Greene appears to have been referring to HIPAA, the Health Insurance Portability and Accountability Act, which protects sensitive health information from being disclosed without a patient’s consent.

When Florida’s Republican Gov. Ron DeSantis announced that his state would introduce emergency legislation to ban something that hasn’t been announced yet and that the White House says it’s not developing, Greene chimed in again, saying her home state should follow suit.

A number of people attempted to point out to Greene that vaccine passports have been a reality for many years: as people travelling to certain countries have to show they have been vaccinated against the likes of yellow fever and rubella before being allowed entry.

And this is not just a U.S. endeavor. Governments, airlines, and tech companies are all rushing to develop similar apps for smartphones that would facilitate the opening up of travel and economies globally.

Despite this, right-wing lawmakers in the U.S. appear to believe the Biden’s government has some sort of nefarious goal in helping develop these passports.

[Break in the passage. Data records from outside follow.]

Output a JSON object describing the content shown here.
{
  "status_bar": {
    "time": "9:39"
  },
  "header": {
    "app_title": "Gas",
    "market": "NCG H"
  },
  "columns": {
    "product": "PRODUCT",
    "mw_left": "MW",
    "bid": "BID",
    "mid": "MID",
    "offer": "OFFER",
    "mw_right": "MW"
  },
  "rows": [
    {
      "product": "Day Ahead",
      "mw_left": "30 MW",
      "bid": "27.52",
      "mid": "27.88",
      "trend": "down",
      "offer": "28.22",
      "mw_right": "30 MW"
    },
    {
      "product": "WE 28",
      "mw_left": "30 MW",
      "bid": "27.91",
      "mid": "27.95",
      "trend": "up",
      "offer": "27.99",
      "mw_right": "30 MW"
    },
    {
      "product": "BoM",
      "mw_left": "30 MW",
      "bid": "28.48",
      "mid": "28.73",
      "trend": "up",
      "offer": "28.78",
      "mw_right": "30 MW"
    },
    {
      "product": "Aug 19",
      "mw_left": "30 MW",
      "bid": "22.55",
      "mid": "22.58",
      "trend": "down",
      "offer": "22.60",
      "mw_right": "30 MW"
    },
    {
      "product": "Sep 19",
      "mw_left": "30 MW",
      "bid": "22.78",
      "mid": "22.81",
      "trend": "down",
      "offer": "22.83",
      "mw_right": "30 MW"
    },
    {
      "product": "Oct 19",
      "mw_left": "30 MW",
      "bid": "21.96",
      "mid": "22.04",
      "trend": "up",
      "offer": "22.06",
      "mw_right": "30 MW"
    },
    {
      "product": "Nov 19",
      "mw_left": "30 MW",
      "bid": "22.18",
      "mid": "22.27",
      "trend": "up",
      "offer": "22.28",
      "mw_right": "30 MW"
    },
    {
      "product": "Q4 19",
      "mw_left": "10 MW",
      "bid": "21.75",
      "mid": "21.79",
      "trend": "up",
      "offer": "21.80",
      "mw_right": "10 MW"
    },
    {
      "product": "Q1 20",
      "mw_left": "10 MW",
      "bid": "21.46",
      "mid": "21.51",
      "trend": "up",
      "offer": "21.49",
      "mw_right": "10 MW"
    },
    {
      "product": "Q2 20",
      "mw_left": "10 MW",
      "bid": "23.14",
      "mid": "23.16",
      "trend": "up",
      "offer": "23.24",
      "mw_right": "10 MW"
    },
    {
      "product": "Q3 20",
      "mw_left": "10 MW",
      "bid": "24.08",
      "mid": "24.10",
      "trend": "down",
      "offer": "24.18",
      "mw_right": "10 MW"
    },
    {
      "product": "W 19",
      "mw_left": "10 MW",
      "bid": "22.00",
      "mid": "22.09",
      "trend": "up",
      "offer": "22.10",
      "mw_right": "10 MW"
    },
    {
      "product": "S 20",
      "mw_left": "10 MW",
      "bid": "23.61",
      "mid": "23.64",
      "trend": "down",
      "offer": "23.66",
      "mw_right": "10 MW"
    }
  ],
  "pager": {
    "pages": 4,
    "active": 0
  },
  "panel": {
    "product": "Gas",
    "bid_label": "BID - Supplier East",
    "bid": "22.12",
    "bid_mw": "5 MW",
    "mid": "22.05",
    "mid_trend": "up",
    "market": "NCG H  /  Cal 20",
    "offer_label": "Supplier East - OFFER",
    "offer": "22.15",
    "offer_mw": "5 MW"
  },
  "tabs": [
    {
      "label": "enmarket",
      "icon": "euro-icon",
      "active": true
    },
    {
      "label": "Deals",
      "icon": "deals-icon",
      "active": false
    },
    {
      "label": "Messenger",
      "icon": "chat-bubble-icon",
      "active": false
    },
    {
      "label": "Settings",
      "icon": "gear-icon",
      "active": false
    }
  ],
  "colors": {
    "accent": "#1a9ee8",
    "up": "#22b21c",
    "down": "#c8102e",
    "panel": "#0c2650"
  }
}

Rep. Lauren Boebert of Colorado, who like Greene has previously voiced support for QAnon, called the passports “unconstitutional,” while Rep. Jim Jordan from Ohio compared the introduction of vaccine passports to the passports immigrants present on the southern border.  

And many others claimed the vaccine passport effort showed the Democrats’ hypocrisy, linking it to the party’s resistance to voter ID laws, once again ignoring the fact that this effort is being spearheaded by private groups rather than the White House.

One of the loudest points making this point was Donald Trump Jr., who claimed the vaccine passport was going to be required to travel within the U.S. There has never been a suggestion that this is what the passports would be used for.